Segundo, a proibição do aborto perpetua o poder patriarcal frente a liberdade de escolha da mulher. A partir do momento que existe uma lei proibindo a mulher de fazer decisões acerca do próprio corpo, fica evidente essa assimetria. Como corretamente enunciou o ministro Celso de Melo:  "O STF, no estágio em que já se acha este julgamento, está a reconhecer que a mulher, apoiada em razões fundadas nos seus direitos reprodutivos e protegida pela eficácia incontrastável dos princípios constitucionais da dignidade da pessoa humana, da liberdade, da autodeterminação pessoal e da intimidade, tem o direito insuprimível de optar pela antecipação terapêutica de parto nos casos de comprovada malformação fetal por anencefalia; ou então, legitimada por razões que decorrem de sua autonomia privada, o direito de manifestar sua liberdade individual, em clima da absoluta liberdade, pelo prosseguimento natural do processo fisiológico de gestação”. Desse modo, a permissão de abortos de anencéfalos representa o empoderamento feminino, dando uma maior liberdade de escolha sobre o próprio organismo.

Em terceiro lugar, podemos fazer uma análise sociológica dessa situação por meio da teoria do filósofo Pierre Bourdieu. As críticas ao marxismo estruturalista e ao formalismo jurídicos é baseada na assertiva de que deixa-se passar em claro de como condições históricas específicas engendram lutas no campo de poder, explicando a relativa independência do Direito. Além disso, o Direito bebe das fontes das estruturas de poder vigentes, o que não necessariamente resultam na sua transformação. Desse modo,fica evidente como o momento histórico de avanço das liberdades individuais influenciou na votação a favor do aborto de anencéfalos, mas mesmo assim não foi o fator determinante para, já que os ministros estudaram o espaço dos possíveis para a decisão, e não apenas as opiniões correntes( contra ou a favor). E por último, soma-se o trabalho dos doutrinadores com a dos operadores, duas categorias da luta simbólica no campo jurídico, os quais trabalharam em conjunto para o desenvolvimento de uma posição em relação ao aborto. Mesmo que a intenção do doutrinador na hora da elaboração da lei não seja a desejada em um momento posterior, essa mudança é possível devido ao trabalho conjunto dessas duas categorias, modificando mais uma vez o conteúdo dentro do espaço dos possíveis.

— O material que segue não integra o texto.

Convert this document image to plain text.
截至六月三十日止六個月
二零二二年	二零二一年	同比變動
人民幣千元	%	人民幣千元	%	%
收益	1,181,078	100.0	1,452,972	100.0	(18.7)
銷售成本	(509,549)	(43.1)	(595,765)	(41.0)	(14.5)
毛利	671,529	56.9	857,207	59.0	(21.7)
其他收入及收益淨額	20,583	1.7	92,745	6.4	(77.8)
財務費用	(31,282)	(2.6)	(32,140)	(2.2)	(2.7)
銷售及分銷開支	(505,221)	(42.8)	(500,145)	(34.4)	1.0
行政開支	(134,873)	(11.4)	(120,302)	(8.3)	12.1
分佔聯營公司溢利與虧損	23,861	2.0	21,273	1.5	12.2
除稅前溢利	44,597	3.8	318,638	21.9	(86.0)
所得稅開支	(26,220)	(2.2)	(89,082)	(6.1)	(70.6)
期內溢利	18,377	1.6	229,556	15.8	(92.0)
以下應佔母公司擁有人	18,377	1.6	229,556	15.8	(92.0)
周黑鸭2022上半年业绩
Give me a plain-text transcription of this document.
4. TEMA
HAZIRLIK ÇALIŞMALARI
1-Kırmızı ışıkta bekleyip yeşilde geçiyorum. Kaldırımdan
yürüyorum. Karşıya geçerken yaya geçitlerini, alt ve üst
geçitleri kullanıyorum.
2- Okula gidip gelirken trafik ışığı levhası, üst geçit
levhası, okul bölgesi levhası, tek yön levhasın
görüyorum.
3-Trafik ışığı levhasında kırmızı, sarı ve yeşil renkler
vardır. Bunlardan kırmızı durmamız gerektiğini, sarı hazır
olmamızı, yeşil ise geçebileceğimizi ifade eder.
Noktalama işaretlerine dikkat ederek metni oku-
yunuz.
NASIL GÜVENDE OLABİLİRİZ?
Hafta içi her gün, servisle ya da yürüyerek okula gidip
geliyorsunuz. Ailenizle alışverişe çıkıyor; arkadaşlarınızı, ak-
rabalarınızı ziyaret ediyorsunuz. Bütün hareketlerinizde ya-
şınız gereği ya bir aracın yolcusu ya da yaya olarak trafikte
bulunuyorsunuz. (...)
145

Em quarto e último lugar, vale ressaltar que a tomada das rédeas por parte do STF de uma questão claramente política é extremamente prejudicial. Como já foi discutido em várias aulas, esse ativismo judicial misturado com judicialização cria precedentes para um domínio do Judiciário sobre os outros poderes, desestabilizando toda a estrutura governamental na qual a República está fundada.Nessa via, vale ressaltar a necessidade da volta  da proeminência política sobre assuntos importantes como esse.

Esse texto faz uma abordagem de alguns aspectos do julgado da ADPF 54. Comenta-se sobre a influência da religião, a dominação do poder patriarcal e o conflito com o Direito das mulheres, a teoria de Bourdieu e a judicialização. Apesar dessa modalidade de aborto estar autorizada, é importante analisar o fato de que ainda há discordâncias em número, grau e gênero em todas as camadas da sociedade, e essa decisão é apenas o começo da luta pela emancipação.

ANTONIO RICARDO CARNEIRO FILHO- 1 ANO DIREITO NOTURNO.